İkincisi, öğrenci gençlik içine itildiği geleceksizlik ve onursuz bir yaşamı reddetmektedir. Ve Denizlerin anma-eylemlerine katılımdaki yoğunlukta da görüleceği üzere Denizleri, Mahirleri, İboları kendisine giderek daha fazla örnek almaya başlamaktadır. Onurlu ve özgür bir geleceği emekçi halkla birlikte ve onun içinde bir “Dev-Genç”li olarak mücadele ederek kazanacağına dair umutları güçlenen bir kesim giderek artmaktadır.
Ve son olarak, 1 Mayıs meydanlarındaki örgütlü katılım her ne kadar artış göstermiş olsa da toplam öğrenci gençlik sayısı içerisinde bu oran son derece cılız görünmektedir. Örneğin Ankara`da ODTÜ, Hacettepe ve “DTCF öğrencileri” gibi imzalarla alana gelen üniversitelilerin sayısı 1000`i aşarken (buna dağınık bir şekilde gelen binlerce liseli ve üniversiteli dahil değildir) bağımsız gençlik örgütlenmelerinin bu kitleler için halen yeterince çekim merkezi olamadığı aşikardır.

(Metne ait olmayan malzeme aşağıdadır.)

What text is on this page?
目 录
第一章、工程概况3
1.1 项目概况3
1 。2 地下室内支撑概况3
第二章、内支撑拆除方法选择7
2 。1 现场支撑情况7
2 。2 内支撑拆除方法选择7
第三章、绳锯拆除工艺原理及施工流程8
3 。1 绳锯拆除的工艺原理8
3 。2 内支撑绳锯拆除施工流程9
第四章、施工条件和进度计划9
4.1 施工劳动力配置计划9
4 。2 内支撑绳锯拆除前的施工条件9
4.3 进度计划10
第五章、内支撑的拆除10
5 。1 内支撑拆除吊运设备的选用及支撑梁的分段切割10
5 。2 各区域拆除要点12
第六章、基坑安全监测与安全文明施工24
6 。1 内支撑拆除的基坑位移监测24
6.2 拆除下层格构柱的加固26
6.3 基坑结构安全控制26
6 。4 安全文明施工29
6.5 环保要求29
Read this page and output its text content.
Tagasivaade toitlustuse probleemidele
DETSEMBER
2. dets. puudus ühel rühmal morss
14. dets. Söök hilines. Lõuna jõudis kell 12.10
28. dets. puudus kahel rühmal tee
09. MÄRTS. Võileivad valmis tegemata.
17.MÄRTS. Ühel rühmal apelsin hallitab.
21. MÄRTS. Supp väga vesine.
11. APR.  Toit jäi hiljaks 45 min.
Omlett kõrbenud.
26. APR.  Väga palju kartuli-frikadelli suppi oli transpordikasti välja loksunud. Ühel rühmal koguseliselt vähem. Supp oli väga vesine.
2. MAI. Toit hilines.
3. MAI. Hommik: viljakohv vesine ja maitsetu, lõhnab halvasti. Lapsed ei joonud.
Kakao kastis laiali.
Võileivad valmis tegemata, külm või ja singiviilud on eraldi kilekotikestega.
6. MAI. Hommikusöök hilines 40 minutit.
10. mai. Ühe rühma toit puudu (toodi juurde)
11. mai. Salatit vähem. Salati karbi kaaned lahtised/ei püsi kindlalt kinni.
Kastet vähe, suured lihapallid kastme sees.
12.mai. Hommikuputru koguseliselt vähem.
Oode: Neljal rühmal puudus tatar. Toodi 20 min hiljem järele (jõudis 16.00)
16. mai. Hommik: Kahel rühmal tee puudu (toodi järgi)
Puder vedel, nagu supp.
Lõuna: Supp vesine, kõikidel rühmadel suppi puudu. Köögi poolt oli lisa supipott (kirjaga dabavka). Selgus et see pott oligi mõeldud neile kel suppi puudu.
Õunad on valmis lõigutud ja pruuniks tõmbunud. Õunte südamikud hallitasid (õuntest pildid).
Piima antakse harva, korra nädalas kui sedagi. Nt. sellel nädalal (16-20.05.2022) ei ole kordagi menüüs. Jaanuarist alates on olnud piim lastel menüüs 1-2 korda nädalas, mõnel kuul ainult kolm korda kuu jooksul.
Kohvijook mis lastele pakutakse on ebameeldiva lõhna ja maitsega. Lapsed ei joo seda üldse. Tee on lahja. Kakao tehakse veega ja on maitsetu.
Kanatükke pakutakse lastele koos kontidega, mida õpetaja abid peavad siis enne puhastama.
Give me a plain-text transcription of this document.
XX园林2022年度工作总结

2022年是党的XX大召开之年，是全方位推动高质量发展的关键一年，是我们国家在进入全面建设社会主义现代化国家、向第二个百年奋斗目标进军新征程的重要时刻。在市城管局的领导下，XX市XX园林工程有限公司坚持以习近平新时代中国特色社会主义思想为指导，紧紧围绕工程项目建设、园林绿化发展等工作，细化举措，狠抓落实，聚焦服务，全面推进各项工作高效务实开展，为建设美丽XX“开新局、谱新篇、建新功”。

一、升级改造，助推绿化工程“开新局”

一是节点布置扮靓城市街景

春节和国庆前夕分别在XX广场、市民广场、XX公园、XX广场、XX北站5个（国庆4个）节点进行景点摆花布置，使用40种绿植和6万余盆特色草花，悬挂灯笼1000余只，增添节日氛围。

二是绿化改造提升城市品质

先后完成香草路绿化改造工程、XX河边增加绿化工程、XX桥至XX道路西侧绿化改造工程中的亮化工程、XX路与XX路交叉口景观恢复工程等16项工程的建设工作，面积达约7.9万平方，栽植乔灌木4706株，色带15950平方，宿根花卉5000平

Böylesi bir atmosferde ülke çapında 2000`den fazla bir sayıyla pek çok ilde birden “Tek Yol Devrim” diyerek alanlara çıkan Öğrenci Kolektifleri en kitlesel ve bağımsız üniversiteli kitle örgütü olarak üniversiteli gençliğin bağımsız örgütlenmesi açısından önemli bir yerde durmaktadır. Liselilerin üniversitelilere nazaran pek çok yerde daha kitlesel olmaları hem bugün hem de gelecek açısından gençlik mücadelesi ve toplumsal muhalefetin gelişimi için umut vericidir. “Liselilerin muhafazakârlaştığı” yönünde ve belirli bir gerçekliği de yansıtan haberlere karşı liselilerdeki bu dinamizm kuşku yok ki devrimci bir politika etrafında piyasacılığa ve gericiliğe karşı en önemli dayanaklardan birisidir. Yeter ki liseliler kendi sorunları etrafında kitlesel örgütlenmelerini güçlendirebilsin, ülkesinin, okulunun ve mahallesinin sorunlarına devrimci müdahale olanaklarını çoğaltabilsin. Bu noktada Liseli Genç Umut, AKP`nin piyasacı-gerici-yozlaştırıcı politikalarına karşı yükselttiği red bayrağıyla, kitlesel örgütlenme ve hareket tarzıyla liselilerin örgütlü gücü olarak giderek daha fazla kendisini göstermektedir. Alanlara taşıdığı binlerce liseli de bunun bir göstergesidir.
Sonuç olarak, şimdi bütün devrimci emek örgütlerine, sol güçlere, gençlik örgütlerine düşen en önemli görev krizin yarattığı yıkıma, işten atılmalara, piyasalaştırma ve gericiliğe karşı 1 Mayıs kararlılığıyla mücadeleyi güçlendirerek devam etmektir. Gençlik her zaman olduğu gibi “Dev-Genç” iradesiyle bu kavgada yerini aldığını ve alacağını göstermiştir. Denizler için dört bir yerde yapılan anma-yürüyüşler ve elbette ki Mersin`li liman işçilerinin direnişine destek veren Mersin Öğrenci Kolektifleri`nin polisin baskılarına karşı işçilerle birlikte direnerek göstediği tavır örnek niteliktedir.